2018年御翼4月号その1

                           

結婚の意義―内村鑑三

 昭和3年5月23日 述 『内村鑑三全集』31巻より抜粋
○結婚は神の定め給ひし律令(おきて)でありまして、人生の必要であります。神は人を男女に造り給へりとあります。即ち人を男女に分かちて造り給へりとの事であります。男女は何れも人の半分でありて、二者相合して一人の人と成るとの事であります。
○故に結婚は単に幸福の点より考ふる事は出来ません。又血統伝承の必要より論ずる事は出来ません。結婚は人格完成の必要より考ふべきであると思ひます。或る特別の場合を除くの外は、結婚は男女孰(いず)れに取りても其本文を完うする為に必要であるのであります。結婚に由り男は更らに男らしく成り、女は更らに女らしくなるのであります。之に幸福の伴ふは之に人格養成上の必要があるからであります。「神 言ひ給ひけるは人独りなるは宜しからず。
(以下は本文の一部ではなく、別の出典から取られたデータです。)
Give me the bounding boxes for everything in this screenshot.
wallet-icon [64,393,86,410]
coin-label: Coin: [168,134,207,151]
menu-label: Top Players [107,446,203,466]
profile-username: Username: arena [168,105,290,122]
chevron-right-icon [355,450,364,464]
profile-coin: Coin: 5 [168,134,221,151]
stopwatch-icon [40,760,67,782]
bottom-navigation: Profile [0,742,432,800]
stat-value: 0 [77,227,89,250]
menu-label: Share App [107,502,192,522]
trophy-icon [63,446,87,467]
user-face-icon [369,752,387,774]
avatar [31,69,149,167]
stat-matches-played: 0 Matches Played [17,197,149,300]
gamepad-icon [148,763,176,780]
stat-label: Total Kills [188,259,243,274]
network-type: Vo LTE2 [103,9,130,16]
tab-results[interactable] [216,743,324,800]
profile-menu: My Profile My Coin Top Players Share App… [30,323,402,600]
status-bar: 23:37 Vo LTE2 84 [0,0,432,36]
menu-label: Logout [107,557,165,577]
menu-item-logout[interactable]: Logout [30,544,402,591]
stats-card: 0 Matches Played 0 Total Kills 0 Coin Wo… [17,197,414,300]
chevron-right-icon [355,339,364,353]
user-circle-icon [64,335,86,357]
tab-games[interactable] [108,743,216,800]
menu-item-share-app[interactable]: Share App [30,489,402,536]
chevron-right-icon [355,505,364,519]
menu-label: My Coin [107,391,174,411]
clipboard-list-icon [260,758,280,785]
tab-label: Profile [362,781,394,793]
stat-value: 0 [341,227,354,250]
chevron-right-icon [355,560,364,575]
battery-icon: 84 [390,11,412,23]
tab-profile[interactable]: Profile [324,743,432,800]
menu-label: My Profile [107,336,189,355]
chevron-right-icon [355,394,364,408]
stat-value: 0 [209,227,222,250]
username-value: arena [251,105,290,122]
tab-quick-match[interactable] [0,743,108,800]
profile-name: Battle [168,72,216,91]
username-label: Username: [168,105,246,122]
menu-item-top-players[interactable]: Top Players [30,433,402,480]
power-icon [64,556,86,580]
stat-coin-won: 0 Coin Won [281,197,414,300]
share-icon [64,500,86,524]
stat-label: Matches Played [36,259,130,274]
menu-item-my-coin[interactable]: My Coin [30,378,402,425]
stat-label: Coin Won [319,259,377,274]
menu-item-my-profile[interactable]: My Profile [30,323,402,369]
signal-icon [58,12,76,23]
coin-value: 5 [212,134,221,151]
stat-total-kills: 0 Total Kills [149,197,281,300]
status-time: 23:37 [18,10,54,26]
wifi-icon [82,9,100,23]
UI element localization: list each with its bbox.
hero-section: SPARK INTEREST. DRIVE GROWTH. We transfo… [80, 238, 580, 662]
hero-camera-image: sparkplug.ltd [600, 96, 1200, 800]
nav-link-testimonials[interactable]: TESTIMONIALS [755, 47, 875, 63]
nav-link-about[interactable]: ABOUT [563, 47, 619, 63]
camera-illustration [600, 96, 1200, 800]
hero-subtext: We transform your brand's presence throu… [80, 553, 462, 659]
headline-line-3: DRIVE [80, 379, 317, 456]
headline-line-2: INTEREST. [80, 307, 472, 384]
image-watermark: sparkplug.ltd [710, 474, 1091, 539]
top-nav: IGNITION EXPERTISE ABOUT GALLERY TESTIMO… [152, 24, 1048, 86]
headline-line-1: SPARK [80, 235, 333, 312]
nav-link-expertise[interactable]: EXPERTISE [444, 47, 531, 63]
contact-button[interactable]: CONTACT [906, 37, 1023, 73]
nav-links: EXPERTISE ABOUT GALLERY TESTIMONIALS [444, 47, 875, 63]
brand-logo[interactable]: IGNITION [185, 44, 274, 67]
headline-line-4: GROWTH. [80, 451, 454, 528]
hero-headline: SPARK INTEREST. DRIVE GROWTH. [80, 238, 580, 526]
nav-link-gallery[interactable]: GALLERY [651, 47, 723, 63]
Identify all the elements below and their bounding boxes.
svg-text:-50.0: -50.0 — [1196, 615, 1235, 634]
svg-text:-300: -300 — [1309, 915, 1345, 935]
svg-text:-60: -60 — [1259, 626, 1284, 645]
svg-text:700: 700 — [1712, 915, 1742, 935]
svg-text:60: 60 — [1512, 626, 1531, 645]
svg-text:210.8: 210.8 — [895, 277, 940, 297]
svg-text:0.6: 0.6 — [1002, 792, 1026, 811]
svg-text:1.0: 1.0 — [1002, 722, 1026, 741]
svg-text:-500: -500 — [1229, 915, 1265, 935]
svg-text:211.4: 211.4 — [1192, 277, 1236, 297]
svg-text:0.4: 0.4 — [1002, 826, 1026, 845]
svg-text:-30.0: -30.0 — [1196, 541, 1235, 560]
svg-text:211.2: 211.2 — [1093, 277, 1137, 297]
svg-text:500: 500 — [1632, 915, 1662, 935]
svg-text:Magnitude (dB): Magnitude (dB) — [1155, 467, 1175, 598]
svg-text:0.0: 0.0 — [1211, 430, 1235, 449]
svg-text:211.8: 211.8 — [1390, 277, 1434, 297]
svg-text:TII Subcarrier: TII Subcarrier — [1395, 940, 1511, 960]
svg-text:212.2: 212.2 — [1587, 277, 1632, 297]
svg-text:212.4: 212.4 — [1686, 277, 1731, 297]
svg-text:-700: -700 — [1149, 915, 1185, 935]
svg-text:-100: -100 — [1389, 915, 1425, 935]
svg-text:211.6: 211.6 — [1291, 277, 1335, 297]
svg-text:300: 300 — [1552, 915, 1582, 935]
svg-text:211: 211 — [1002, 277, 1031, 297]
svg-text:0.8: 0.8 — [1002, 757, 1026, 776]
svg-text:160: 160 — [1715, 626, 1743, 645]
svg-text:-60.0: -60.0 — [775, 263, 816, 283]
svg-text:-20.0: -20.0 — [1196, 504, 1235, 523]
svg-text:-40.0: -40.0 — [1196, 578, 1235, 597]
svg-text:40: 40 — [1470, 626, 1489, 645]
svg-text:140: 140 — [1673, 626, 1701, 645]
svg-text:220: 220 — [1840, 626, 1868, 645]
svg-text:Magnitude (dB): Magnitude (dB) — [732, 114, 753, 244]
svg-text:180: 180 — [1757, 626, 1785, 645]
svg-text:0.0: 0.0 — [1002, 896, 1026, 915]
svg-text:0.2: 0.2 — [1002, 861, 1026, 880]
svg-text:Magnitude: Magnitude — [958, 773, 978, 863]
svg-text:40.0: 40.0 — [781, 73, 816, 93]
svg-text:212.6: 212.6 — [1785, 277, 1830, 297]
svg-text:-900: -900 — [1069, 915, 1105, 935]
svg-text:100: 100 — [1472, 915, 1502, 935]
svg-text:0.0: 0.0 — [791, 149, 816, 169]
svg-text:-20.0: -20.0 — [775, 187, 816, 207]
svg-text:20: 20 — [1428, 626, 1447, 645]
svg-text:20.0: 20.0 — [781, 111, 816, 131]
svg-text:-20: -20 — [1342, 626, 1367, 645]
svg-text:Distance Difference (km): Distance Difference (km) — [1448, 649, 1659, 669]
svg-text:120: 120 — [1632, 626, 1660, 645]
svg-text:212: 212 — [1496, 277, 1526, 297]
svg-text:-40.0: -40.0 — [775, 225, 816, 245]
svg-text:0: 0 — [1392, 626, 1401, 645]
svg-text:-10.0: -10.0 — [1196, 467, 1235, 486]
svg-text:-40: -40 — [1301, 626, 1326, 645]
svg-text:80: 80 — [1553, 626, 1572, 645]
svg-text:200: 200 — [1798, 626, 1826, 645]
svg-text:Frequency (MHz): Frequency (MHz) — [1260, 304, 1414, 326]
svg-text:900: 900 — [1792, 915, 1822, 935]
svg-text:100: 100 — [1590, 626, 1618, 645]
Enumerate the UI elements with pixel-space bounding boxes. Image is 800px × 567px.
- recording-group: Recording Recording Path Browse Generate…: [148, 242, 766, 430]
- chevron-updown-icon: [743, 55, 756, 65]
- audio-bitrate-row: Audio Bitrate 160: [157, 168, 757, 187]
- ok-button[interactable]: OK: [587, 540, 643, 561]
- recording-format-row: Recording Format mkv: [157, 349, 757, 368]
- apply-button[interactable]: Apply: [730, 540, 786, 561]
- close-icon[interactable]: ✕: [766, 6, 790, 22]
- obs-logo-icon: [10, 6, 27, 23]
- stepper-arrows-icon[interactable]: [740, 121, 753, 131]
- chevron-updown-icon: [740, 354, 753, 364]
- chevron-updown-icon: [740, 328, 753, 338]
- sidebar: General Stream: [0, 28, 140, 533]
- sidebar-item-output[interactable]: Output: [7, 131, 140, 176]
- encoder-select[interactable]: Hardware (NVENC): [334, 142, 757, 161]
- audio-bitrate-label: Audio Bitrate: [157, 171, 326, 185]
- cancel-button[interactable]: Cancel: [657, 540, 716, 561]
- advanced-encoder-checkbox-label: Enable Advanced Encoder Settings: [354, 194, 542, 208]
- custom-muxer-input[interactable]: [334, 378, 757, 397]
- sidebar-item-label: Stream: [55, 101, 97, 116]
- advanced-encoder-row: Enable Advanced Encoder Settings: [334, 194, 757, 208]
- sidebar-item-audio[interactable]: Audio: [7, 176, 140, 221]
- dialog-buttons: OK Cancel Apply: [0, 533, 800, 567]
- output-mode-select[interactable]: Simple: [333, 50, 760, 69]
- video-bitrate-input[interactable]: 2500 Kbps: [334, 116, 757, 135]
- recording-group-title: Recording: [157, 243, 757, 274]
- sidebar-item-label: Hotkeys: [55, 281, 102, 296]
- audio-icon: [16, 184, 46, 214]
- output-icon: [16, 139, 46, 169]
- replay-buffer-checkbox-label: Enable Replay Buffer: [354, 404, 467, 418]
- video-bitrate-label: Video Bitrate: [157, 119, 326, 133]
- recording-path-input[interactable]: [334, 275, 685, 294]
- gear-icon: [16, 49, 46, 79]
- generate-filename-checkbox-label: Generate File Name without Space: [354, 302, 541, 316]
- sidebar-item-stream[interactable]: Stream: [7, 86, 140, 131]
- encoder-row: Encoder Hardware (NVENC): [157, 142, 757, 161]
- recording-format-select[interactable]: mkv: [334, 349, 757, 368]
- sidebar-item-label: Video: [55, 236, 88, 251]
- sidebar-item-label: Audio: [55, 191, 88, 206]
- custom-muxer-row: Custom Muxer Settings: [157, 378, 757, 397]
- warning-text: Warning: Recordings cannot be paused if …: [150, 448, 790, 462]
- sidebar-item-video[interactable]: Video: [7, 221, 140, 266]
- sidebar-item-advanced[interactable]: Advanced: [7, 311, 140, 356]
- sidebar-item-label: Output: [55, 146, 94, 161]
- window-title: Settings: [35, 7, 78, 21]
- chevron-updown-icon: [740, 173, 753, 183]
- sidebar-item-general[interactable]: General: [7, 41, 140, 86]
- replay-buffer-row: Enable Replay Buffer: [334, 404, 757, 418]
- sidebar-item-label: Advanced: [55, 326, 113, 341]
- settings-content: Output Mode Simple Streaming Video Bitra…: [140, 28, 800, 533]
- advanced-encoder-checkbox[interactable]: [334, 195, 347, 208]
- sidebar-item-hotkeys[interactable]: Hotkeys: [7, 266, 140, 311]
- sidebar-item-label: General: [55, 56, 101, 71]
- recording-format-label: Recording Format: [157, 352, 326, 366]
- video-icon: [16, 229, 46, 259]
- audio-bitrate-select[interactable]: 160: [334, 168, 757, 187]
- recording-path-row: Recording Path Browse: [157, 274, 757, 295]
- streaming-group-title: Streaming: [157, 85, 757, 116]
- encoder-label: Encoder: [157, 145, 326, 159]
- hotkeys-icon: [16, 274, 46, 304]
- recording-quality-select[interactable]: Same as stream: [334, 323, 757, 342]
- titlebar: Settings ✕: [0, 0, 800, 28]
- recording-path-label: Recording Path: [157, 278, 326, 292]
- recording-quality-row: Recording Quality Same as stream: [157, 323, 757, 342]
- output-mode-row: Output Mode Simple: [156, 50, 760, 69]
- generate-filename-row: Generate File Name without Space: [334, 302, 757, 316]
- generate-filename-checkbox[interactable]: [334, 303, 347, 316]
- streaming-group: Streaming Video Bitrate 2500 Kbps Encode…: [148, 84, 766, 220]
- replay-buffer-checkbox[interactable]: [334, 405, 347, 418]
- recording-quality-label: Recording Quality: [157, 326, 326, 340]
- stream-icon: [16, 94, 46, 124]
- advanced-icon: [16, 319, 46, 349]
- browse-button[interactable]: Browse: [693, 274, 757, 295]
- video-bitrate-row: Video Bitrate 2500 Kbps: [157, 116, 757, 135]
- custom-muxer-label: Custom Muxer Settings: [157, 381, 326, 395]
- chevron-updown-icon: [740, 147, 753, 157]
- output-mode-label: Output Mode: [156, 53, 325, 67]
我れ彼の為に彼に適ふ助者(たすけ)を造らん」とあるは此事であると思ひます。「助者」は補充者であります。欠けたる所を補ふ者であります。
○補充者であります。故に対等であります。但し単なる法律上の対等でありません。実質上の対等であります。女が男に負ふ丈(だ)け、それ丈(だ)け男は女に負ふ所があるのであります。対等であります。故に相互に対し尊敬があります。本当の愛は尊敬の在る所にのみ在ります。対等であります。然し神の定め給ひし順序があります。「女の首(かしら)は男なり、男は女より出しに非ず 女は男より出しなり、男は女の為に造られしに非ず、女は男の為に造られし也」とあります。男は神の代表者として造られ、女は男の補助者として造られたのであります。共に神に事(つか)ふべきであります。然し男は指導者として、女は助けてとして事ふべきであります。此場合に於て妻が夫に従ふは神に従ふの途であります。神の律法に従ふ所に於てのみ真の自由があります。男は神を首(かしら)に戴いて真の自由を得、女は神の代表者なる男を首に戴いて、是れ亦真の自由を得るのであります。
○如此くにして、結婚は単に一人の男と一人の女との為に行はるゝ事でありません。家の為、社会の為、国の為であり、更らに神の為、世界人類の為であります。人は何人も己が為に生きず又死なずとありまするが故に、結婚も亦己が為にのみ行ふのではありません。之に由りて社界の幸福を増進せんが為め、又神の御栄光を顕はさんが為であります。そして結婚を公的に解して、結婚生活を公益の為に営まんと努むる所に、そこに神の祝福が裕かに加はりて本当の幸福が宿るのであります。